When she is seven, she is the lead in the school play. He and Mini arrive late, accompanied by proud godparents Liv and Rich, and there's the awkward shuffling-in-at-the-back thing that his mum always used to complain about when he was Cow 3 at the nativity. They finally get seats, and Rich pulls out two bags of pic'n'mix.

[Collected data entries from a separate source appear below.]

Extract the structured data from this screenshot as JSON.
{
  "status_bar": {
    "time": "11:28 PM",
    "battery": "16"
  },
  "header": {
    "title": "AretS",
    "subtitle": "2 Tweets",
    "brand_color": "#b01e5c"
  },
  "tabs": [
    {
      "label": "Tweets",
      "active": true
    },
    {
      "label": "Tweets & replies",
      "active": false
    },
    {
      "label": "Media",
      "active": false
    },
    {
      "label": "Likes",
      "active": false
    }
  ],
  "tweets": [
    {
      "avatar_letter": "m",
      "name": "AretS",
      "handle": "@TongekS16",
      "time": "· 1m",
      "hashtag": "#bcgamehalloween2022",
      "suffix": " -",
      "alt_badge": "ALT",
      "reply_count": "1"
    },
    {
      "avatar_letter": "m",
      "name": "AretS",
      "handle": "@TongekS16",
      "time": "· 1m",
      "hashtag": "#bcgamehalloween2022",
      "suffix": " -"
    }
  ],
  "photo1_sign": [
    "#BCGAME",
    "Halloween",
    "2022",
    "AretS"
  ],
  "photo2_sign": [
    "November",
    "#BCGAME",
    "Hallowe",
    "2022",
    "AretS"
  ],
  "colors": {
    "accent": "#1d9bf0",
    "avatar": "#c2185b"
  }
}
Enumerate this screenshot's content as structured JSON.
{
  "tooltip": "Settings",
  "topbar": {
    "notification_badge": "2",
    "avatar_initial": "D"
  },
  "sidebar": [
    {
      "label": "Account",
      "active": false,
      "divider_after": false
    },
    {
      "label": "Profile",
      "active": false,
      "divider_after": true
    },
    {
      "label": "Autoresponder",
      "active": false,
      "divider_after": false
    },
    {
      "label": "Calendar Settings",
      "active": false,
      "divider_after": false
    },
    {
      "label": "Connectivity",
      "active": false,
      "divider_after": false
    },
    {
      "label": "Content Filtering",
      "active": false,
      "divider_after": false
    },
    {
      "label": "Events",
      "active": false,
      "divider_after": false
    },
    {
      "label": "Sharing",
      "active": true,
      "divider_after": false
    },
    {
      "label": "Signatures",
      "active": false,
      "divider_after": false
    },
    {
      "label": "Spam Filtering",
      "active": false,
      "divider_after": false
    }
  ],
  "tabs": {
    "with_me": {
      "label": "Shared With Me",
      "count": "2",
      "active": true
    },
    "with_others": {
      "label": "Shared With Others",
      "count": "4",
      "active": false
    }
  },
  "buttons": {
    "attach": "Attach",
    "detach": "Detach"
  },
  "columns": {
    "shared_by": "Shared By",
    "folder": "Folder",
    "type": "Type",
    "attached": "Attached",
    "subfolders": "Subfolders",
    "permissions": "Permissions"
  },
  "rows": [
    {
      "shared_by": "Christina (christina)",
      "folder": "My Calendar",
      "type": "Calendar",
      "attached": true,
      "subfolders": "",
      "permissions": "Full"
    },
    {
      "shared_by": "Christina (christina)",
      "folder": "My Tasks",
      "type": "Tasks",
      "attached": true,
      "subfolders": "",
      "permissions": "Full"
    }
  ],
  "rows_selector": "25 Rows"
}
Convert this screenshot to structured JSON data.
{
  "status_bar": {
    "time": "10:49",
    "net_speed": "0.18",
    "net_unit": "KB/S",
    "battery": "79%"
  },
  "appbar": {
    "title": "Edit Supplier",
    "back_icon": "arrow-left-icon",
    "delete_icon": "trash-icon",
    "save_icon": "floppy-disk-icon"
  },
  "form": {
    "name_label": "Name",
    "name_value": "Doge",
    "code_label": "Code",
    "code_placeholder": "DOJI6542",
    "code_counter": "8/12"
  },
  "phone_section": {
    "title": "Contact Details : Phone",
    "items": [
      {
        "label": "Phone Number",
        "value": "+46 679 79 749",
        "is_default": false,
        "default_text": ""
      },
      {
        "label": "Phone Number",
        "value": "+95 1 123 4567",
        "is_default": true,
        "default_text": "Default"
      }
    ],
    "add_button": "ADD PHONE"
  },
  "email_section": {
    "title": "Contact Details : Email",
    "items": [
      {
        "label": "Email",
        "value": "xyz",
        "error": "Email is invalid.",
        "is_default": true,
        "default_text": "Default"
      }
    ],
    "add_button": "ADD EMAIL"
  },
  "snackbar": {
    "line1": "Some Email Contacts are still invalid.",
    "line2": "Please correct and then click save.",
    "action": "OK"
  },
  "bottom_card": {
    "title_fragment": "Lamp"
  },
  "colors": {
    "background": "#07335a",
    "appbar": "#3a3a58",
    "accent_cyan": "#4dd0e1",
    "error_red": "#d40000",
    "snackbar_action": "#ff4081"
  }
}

"Richard!" Mini hisses, but Alo just mutters a thank you and pops a fizzy cola bottle into his mouth. The curtain rises, and out steps Grace. He glances at Mini – her big blue eyes are glazed with tears of pride. He almost wants to laugh, it's ridiculous. If you'd have told him that day in Morocco, that Mini McGuiness going down on him would end up here, he would've said you needed your fucking head checked.
"What're you smirking at, Farmboy?" she mutters in his ear, and he throws an arm around her shoulder. Grace begins some kind of long winded monologue, and he beams.
"That's our kid up there."
"Yeah," she smiles, "that's our kid."
He glances across the car at her, to check whether she's joking.
"Of course I don't fucking regret it!" he exclaims, "How could I regret it? How could I regret you?"
"Well it's just," she mumbles, "you know, Mum could've been like a proper fashion designer, or a model or something, and you could've gone to university with Rich, and you wouldn't have had to live in the shit hole that is St Pauls for most of your adult life and you could've – you could've been someone, Dad, you could've done something."
"I am someone, thank you very much!" he protests, "I'm your dad!"
She pauses, and runs a hand through her long red hair.
"And that's enough for you, is it?"
"Of course that's enough, you twat! You're enough, being your dad is enough, do you understand? I don't give a fuck about doing something with my life, never have, never will! And your mum – do you think your mum actually gives three shits about being a model or a fashion designer or whatever? She only cares about you, we only care about you!"
"But-"
"But nothing! Look, Grace, you're enough, all right? You are…ah, fuck – you're everything. You are everything."
She sinks back into the seat of the car, a smile on her face.
"I am?"
"You are," he nods, "you are everything."